Piwna megafuzja niemal pewna
Największy na świecie producent piwa Anheuser-Busch InBev najprawdopodobniej przejmie swojego głównego konkurenta i drugą co do wielkości firmę browarniczą SABMiller. Po fuzji będzie produkować jedną trzecią całego piwa na świecie.
Po kilku miesiącach zabiegania o przychylność belgijsko-brazylijskiemu AB InBev udało się zaoferować akcjonariuszom SABMiller satysfakcjonująca ich cenę - 44 funtów za akcję. Oznacza to, że przejęcie kosztować będzie 106 mld dolarów, czyli ponad 390 mld zł. Dla porównania - przyszłoroczne dochody polskiego budżetu mają być o prawie 100 mld zł niższe.

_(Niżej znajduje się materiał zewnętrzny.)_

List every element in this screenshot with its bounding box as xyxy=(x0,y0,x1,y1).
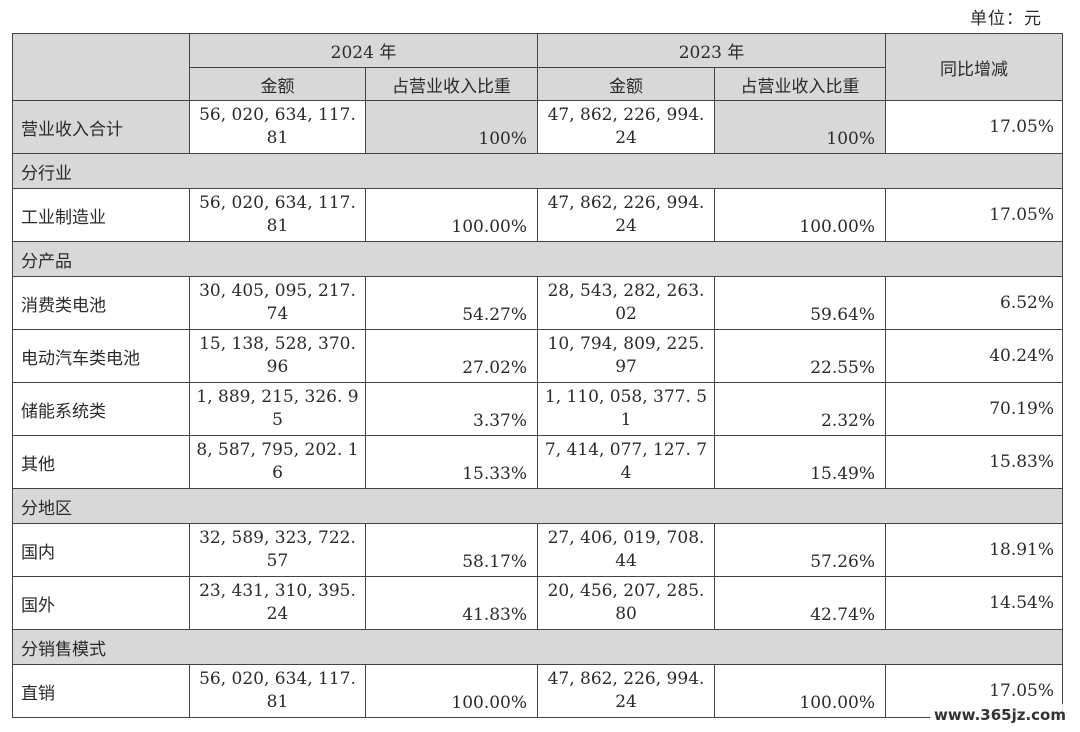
row-label: 其他 xyxy=(12,435,190,489)
row-label: 工业制造业 xyxy=(12,188,190,242)
group-label: 分销售模式 xyxy=(11,629,1064,665)
share-2024: 27.02% xyxy=(364,329,539,383)
yoy-change: 15.83% xyxy=(885,435,1064,489)
revenue-table: 2024 年 2023 年 同比增减 金额 占营业收入比重 金额 占营业收入比重… xyxy=(11,33,1064,718)
share-2023: 100.00% xyxy=(714,188,887,242)
group-label: 分地区 xyxy=(11,488,1064,524)
share-2023: 15.49% xyxy=(714,435,887,489)
share-2023: 57.26% xyxy=(714,523,887,577)
header-row-years: 2024 年 2023 年 同比增减 xyxy=(12,33,1064,101)
group-row-sales: 分销售模式 xyxy=(11,629,1064,665)
header-share-2023: 占营业收入比重 xyxy=(714,67,887,101)
amount-2024: 15, 138, 528, 370. 96 xyxy=(189,329,366,383)
amount-2024: 56, 020, 634, 117. 81 xyxy=(189,188,366,242)
watermark: www.365jz.com xyxy=(929,704,1070,726)
share-2024: 100.00% xyxy=(364,664,539,718)
group-row-industry: 分行业 xyxy=(11,153,1064,189)
amount-2024: 56, 020, 634, 117. 81 xyxy=(189,664,366,718)
header-amount-2023: 金额 xyxy=(537,67,716,101)
yoy-change: 17.05% xyxy=(885,188,1064,242)
yoy-change: 18.91% xyxy=(885,523,1064,577)
header-year-2023: 2023 年 xyxy=(537,33,887,68)
unit-label: 单位：元 xyxy=(970,9,1042,29)
table-row-total: 营业收入合计 56, 020, 634, 117. 81 100% 47, 862… xyxy=(12,100,1064,154)
group-row-region: 分地区 xyxy=(11,488,1064,524)
share-2024: 15.33% xyxy=(364,435,539,489)
header-yoy: 同比增减 xyxy=(885,33,1064,101)
share-2023: 100% xyxy=(714,100,887,154)
row-label: 营业收入合计 xyxy=(12,100,190,154)
group-label: 分行业 xyxy=(11,153,1064,189)
header-blank-cell xyxy=(12,33,190,101)
table-row-consumer: 消费类电池 30, 405, 095, 217. 74 54.27% 28, 54… xyxy=(12,276,1064,330)
share-2023: 22.55% xyxy=(714,329,887,383)
header-share-2024: 占营业收入比重 xyxy=(364,67,539,101)
table-row-direct: 直销 56, 020, 634, 117. 81 100.00% 47, 862,… xyxy=(12,664,1064,718)
table-row-industry: 工业制造业 56, 020, 634, 117. 81 100.00% 47, 8… xyxy=(12,188,1064,242)
row-label: 国内 xyxy=(12,523,190,577)
header-row-columns: 金额 占营业收入比重 金额 占营业收入比重 xyxy=(13,67,1063,101)
group-row-product: 分产品 xyxy=(11,241,1064,277)
group-label: 分产品 xyxy=(11,241,1064,277)
amount-2023: 27, 406, 019, 708. 44 xyxy=(537,523,716,577)
row-label: 电动汽车类电池 xyxy=(12,329,190,383)
table-row-domestic: 国内 32, 589, 323, 722. 57 58.17% 27, 406, … xyxy=(12,523,1064,577)
amount-2024: 30, 405, 095, 217. 74 xyxy=(189,276,366,330)
row-label: 储能系统类 xyxy=(12,382,190,436)
share-2024: 58.17% xyxy=(364,523,539,577)
yoy-change: 40.24% xyxy=(885,329,1064,383)
amount-2023: 10, 794, 809, 225. 97 xyxy=(537,329,716,383)
yoy-change: 14.54% xyxy=(885,576,1064,630)
header-amount-2024: 金额 xyxy=(189,67,366,101)
share-2023: 100.00% xyxy=(714,664,887,718)
header-year-2024: 2024 年 xyxy=(188,33,539,68)
share-2024: 100.00% xyxy=(364,188,539,242)
row-label: 国外 xyxy=(12,576,190,630)
row-label: 直销 xyxy=(12,664,190,718)
amount-2023: 47, 862, 226, 994. 24 xyxy=(537,188,716,242)
amount-2024: 23, 431, 310, 395. 24 xyxy=(189,576,366,630)
row-label: 消费类电池 xyxy=(12,276,190,330)
share-2024: 3.37% xyxy=(364,382,539,436)
share-2024: 54.27% xyxy=(364,276,539,330)
amount-2023: 20, 456, 207, 285. 80 xyxy=(537,576,716,630)
share-2023: 42.74% xyxy=(714,576,887,630)
amount-2024: 56, 020, 634, 117. 81 xyxy=(189,100,366,154)
yoy-change: 17.05% xyxy=(885,100,1064,154)
share-2023: 59.64% xyxy=(714,276,887,330)
yoy-change: 70.19% xyxy=(885,382,1064,436)
yoy-change: 6.52% xyxy=(885,276,1064,330)
table-row-overseas: 国外 23, 431, 310, 395. 24 41.83% 20, 456, … xyxy=(12,576,1064,630)
amount-2023: 47, 862, 226, 994. 24 xyxy=(537,664,716,718)
amount-2023: 28, 543, 282, 263. 02 xyxy=(537,276,716,330)
share-2024: 41.83% xyxy=(364,576,539,630)
share-2023: 2.32% xyxy=(714,382,887,436)
share-2024: 100% xyxy=(364,100,539,154)
table-row-ev: 电动汽车类电池 15, 138, 528, 370. 96 27.02% 10, … xyxy=(12,329,1064,383)
amount-2024: 32, 589, 323, 722. 57 xyxy=(189,523,366,577)
amount-2023: 47, 862, 226, 994. 24 xyxy=(537,100,716,154)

SABMiller jest obecny w Polsce - ma Kompanię Piwowarską, z markami piwa takimi jak m.in.: Tyskie, Żubr, Lech, Dębowe, Redd's, Książęce i Wojak. 3 proc. akcji SABMiller, należy do rodziny Kulczyków i mają one teraz wartość 11,6 mld zł. Firma Kulczyk Investments nie chce jednak komentować, czy sprzeda te udziały w związku z przejęciem.
Anheuser-Busch InBev ma ponad setkę piwnych marek, wśród nich m.in.: Beck's, Budweiser, Leffe czy Franziskaner. Po połączeniu obu koncernów powstanie gigant o wartości giełdowej 275 mld dolarów, który będzie kontrolował jedną trzecią całego rynku produkcji piwa na świecie.
Na ostateczną decyzję o przejęciu zarządy i główni akcjonariusze obu firm dali sobie czas do 28 października. Na transakcje muszą się też zgodzić odpowiednie urzędy antymonopolowe.